Sunday, February 12, 2012

Spinal Accessary Nerve Injury

Updated 3/2017--all links removed as many no longer active. 

This injury will never result in an individual qualifying for SSI disability.  Not even when it occurs on the side of  your dominant hand.  That doesn’t mean it isn’t a serious problem and can result in significant shoulder dysfunction and pain.  It simply means it will never “meet” an SSI disability listing and will not result in more than a one-arm light RFC (residual functional capacity) rating. 
The spinal accessary nerve  supplies the sternocleidomastoid (SCM) and trapezius muscles.  So when the nerve is injured your ability to rotate, tilt, flex your head may be impaired (SCM).  Your ability to elevate your shoulder and draw your head back so the face is upward may also be impaired (trapezius muscle involvement).  The shoulder may exhibit a winged scapula which may be more apparent or exaggerated on arm abduction.
Causes of SAN injury include iatrogenic, traumatic, and neurologic. 
Most iatrogenic SAN injury occur following diagnostic lymph node biopsies of the posterior triangle of the neck. Injury rates from these procedures are reportedly 3-8%.   Functional neck dissections are another source of iatrogenic SAN injury.
As with other nerve injuries, if the injury is a transection and is recognized it can be repaired.  This may be done immediately or within 3 to 6 months after the injury. 
If it is uncertain if this nerve was indeed cut or is a closed injury (ie trauma), then close follow-up with serial electrical tests helps determine if surgery will be required.
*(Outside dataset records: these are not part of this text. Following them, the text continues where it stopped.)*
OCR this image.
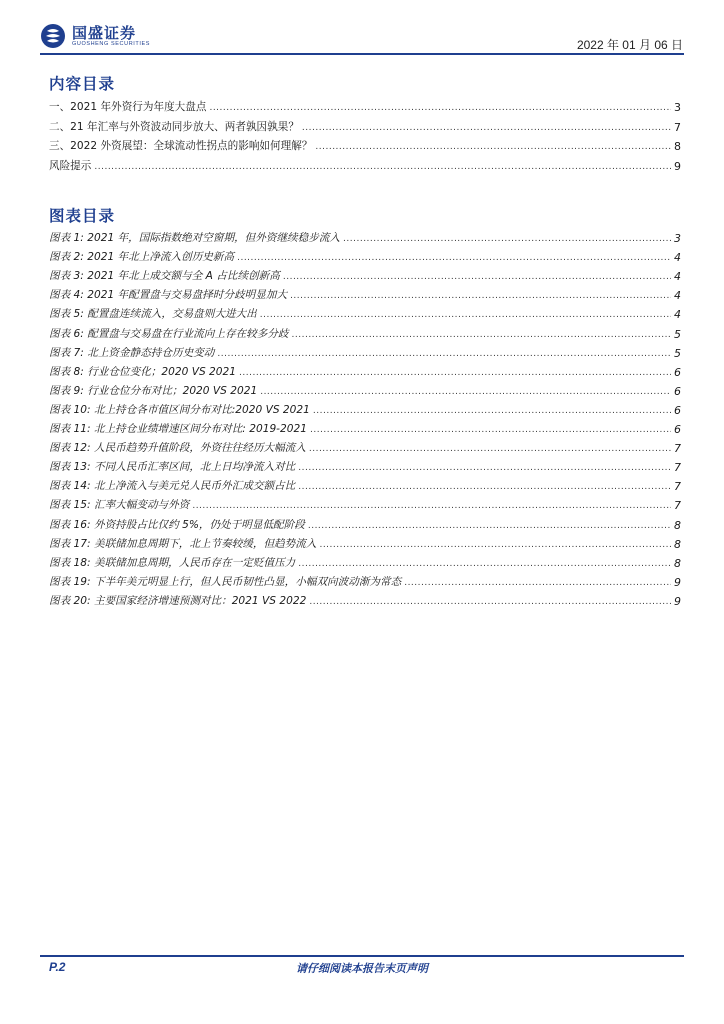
国盛证券
GUOSHENG SECURITIES	2022 年 01 月 06 日
内容目录
一、2021 年外资行为年度大盘点 .....	3
二、21 年汇率与外资波动同步放大、两者孰因孰果？ .....	7
三、2022 外资展望：全球流动性拐点的影响如何理解？ .....	8
风险提示 .....	9
图表目录
图表 1: 2021 年，国际指数绝对空窗期，但外资继续稳步流入 .....	3
图表 2: 2021 年北上净流入创历史新高 .....	4
图表 3: 2021 年北上成交额与全 A 占比续创新高 .....	4
图表 4: 2021 年配置盘与交易盘择时分歧明显加大 .....	4
图表 5: 配置盘连续流入，交易盘则大进大出 .....	4
图表 6: 配置盘与交易盘在行业流向上存在较多分歧 .....	5
图表 7: 北上资金静态持仓历史变动 .....	5
图表 8: 行业仓位变化；2020 VS 2021 .....	6
图表 9: 行业仓位分布对比；2020 VS 2021 .....	6
图表 10: 北上持仓各市值区间分布对比:2020 VS 2021 .....	6
图表 11: 北上持仓业绩增速区间分布对比: 2019-2021 .....	6
图表 12: 人民币趋势升值阶段，外资往往经历大幅流入 .....	7
图表 13: 不同人民币汇率区间，北上日均净流入对比 .....	7
图表 14: 北上净流入与美元兑人民币外汇成交额占比 .....	7
图表 15: 汇率大幅变动与外资 .....	7
图表 16: 外资持股占比仅约 5%，仍处于明显低配阶段 .....	8
图表 17: 美联储加息周期下，北上节奏较缓，但趋势流入 .....	8
图表 18: 美联储加息周期，人民币存在一定贬值压力 .....	8
图表 19: 下半年美元明显上行，但人民币韧性凸显，小幅双向波动渐为常态 .....	9
图表 20: 主要国家经济增速预测对比：2021 VS 2022 .....	9
P.2	请仔细阅读本报告末页声明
Physical therapy is the mainstay of treatment regardless of whether surgery is indicated. It improves range of motion and encourages a return of strength once contraction occurs.
Nerve regeneration can take 3-12 months, during which time physical therapy is performed. Patients with a spinal accessory nerve injury older than 1-2 years may not be a candidate for nerve surgery.  So the sooner the injury is recognized and diagnosed, the better. Options for these patients may include tendon/muscle transfer techniques to stabilize the scapula and reduce pain.


REFERENCES
1.  Cranial Nerve XI: The Spinal Accessory Nerve – Clinical Methods
2.  Accessory Nerve Injury; Rohan Ramchandra Walvekar, MD, et al; eMedicine, July 20, 2010
3.  Spinal Accessory Nerve Injury; NYU Medical Center

2 comments:

Elaine Schattner, MD said...

This diagram, and your explanation of how the nerve works, is detailed and instructive, Ramona. Thanks!

Rocky Hudson said...

It's amazing how you explaining these terms to the patients, it's understandable and very helpful, thanks for sharing.